4.4. Preparation of Collagen Hydrogels with Encapsulated F. cernua Extracts
Type I collagen, enzymatically extracted from porcine dermis (Municipal slaughterhouse, Saltillo, Mexico) and characterized by molecular weights of 220,000 Da and 110,000 Da, was used at a fixed concentration of 6 mg·mL−1, following the methodology previously reported by [92]. The crosslinking agent consisted of a waterborne polyurethane synthesized via the reaction between glycerol ethoxylate and hexamethylene diisocyanate (HDI), as described in [92,93]. The fermented extracts obtained in the earlier phase were first processed by rotary evaporation to remove the ethanol content. Subsequent centrifugation and filtration steps were employed to eliminate any remaining spores. To ensure sterility, hydrogen peroxide was added at a concentration of 10 µL per 100 mL of extract, followed by a 10 min exposure to ultraviolet (UV) light under a laminar flow hood. The pH of the sterilized extracts was adjusted to 7.21 before incorporation.

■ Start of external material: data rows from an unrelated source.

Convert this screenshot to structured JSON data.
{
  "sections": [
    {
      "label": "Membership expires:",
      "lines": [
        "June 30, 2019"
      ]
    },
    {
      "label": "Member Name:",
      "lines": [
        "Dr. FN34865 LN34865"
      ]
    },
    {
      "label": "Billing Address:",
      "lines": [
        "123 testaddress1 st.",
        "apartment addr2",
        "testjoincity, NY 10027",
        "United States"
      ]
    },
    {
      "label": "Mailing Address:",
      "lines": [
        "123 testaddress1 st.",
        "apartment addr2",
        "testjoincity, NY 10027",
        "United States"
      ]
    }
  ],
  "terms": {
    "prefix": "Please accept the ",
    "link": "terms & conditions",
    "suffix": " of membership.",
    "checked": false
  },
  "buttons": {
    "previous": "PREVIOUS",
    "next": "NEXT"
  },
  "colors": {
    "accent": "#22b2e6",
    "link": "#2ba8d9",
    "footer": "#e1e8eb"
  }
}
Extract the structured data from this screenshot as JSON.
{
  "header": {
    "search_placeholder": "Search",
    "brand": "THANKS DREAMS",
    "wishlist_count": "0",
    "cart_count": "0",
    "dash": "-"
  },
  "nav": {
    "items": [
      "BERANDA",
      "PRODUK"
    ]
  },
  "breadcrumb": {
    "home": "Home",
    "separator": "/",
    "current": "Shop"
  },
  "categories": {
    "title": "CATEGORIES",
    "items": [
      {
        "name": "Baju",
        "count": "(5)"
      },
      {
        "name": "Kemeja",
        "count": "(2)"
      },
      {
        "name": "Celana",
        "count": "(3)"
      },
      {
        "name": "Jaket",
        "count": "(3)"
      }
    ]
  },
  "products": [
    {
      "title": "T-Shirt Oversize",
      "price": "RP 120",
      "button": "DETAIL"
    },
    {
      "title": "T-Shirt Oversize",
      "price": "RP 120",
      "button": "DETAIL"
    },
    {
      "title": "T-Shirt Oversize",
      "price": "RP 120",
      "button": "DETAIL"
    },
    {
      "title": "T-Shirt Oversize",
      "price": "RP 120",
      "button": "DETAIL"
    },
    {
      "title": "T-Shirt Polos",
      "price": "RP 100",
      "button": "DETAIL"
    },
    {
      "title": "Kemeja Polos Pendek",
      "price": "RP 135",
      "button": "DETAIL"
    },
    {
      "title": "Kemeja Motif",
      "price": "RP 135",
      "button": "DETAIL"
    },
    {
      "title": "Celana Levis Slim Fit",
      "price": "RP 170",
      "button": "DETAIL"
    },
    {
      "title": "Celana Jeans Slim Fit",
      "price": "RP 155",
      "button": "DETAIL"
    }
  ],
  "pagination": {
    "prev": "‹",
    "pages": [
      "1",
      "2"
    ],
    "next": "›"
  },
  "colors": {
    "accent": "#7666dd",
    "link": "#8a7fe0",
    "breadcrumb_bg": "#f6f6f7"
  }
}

Hydrogel synthesis was carried out by thoroughly mixing the extracts with collagen in varying proportions to achieve final concentrations of 7 wt.%, 14 wt.%, and 21 wt.% (w/w with respect to collagen) of extracts. From this mixture, 1 mL was dispensed into each well of a 24-well culture plate. The crosslinking step was initiated by adding 30 wt.% waterborne polyurethane (relative to the collagen content), and 200 µL of 10× phosphate-buffered saline (PBS) was incorporated to adjust the reaction pH to 7.4. The entire formulation was mixed uniformly and incubated at 37 °C for 4 h to allow for complete gelation [94]. The specific compositions and formulations of the hydrogel systems containing immobilized F. cernua extracts are detailed in Table 3.
Table 3.
Collagen hydrogel compositions with encapsulated bioactive extracts from F. cernua.
4.5. Study of the Structure and Properties of Hydrogels
To evaluate the integration of the extracts within the polymeric matrix and possible structural modifications, several analytical techniques were applied.
After complete gelation, the hydrogels were used in their hydrated state for swelling, gelation kinetics, rheological analyses, and biological response. For structural and physicochemical characterization, selected samples were converted into xerogels by controlled drying at room temperature under ambient conditions (25 °C) until constant weight was achieved (48 h). This dehydration step was performed exclusively for analytical purposes and did not alter the intended hydrated application of the materials. Drying was carried out without vacuum or thermal treatment to minimize structural collapse.
4.5.1. Structural and Chemical Characterization
The internal architecture and surface morphology of the xerogels were analyzed using scanning electron microscopy (SEM). Dried hydrogel samples (100 mg) were adhered to carbon-coated aluminum stubs to minimize charge interference and examined under a JEOL JSM-7600F microscope (JEOL Ltd., Tokyo, Japan)to assess porosity and extract dispersion. SEM observations were carried out under high-vacuum conditions using xerogels, as water-free samples are required for imaging. The resulting micrographs were used to qualitatively assess relative morphological features rather than to directly represent the hydrated hydrogel structure.
Fourier-transform infrared (FTIR) spectroscopy was used to detect functional group variations following extract immobilization. Spectra were acquired on a Perkin Elmer Frontier spectrometer (PerkinElmer Inc., Waltham, MA, USA) with a diamond attenuated total reflectance (ATR) accessory. Each sample was scanned 16 times at a resolution of 16 cm−1, within the 4000–600 cm−1 range.
To assess possible changes in molecular organization and crystallinity, X-ray diffraction (XRD) analysis was performed on xerogel samples using an Anton Paar SAXS-Emc2 system equipped with a Cu Kα source (λ = 1.54 Å) (Anton Paar GmbH, Graz, Austria). The analysis allowed identification of amorphous or crystalline regions and how these were affected by increasing concentrations of encapsulated extracts.
The degree of covalent cross-linking achieved during hydrogel formation was estimated indirectly via the ninhydrin reaction. Hydrogel samples were immersed in 3 mL distilled water and reacted with 1 mL of ninhydrin reagent. After vortexing, the mixtures were incubated at 90 °C for 2 h in a dry bath. Absorbance at 567 nm was measured using a MultiSkan Sky (Thermo Fisher Scientific, Waltham, MA, USA)UV-Vis spectrophotometer. Controls were prepared using soluble collagen, PBS, ninhydrin, distilled water, and extract solutions. All experiments were carried out in triplicate. Crosslinking percentages were calculated by comparing the absorbance of modified versus unmodified collagen.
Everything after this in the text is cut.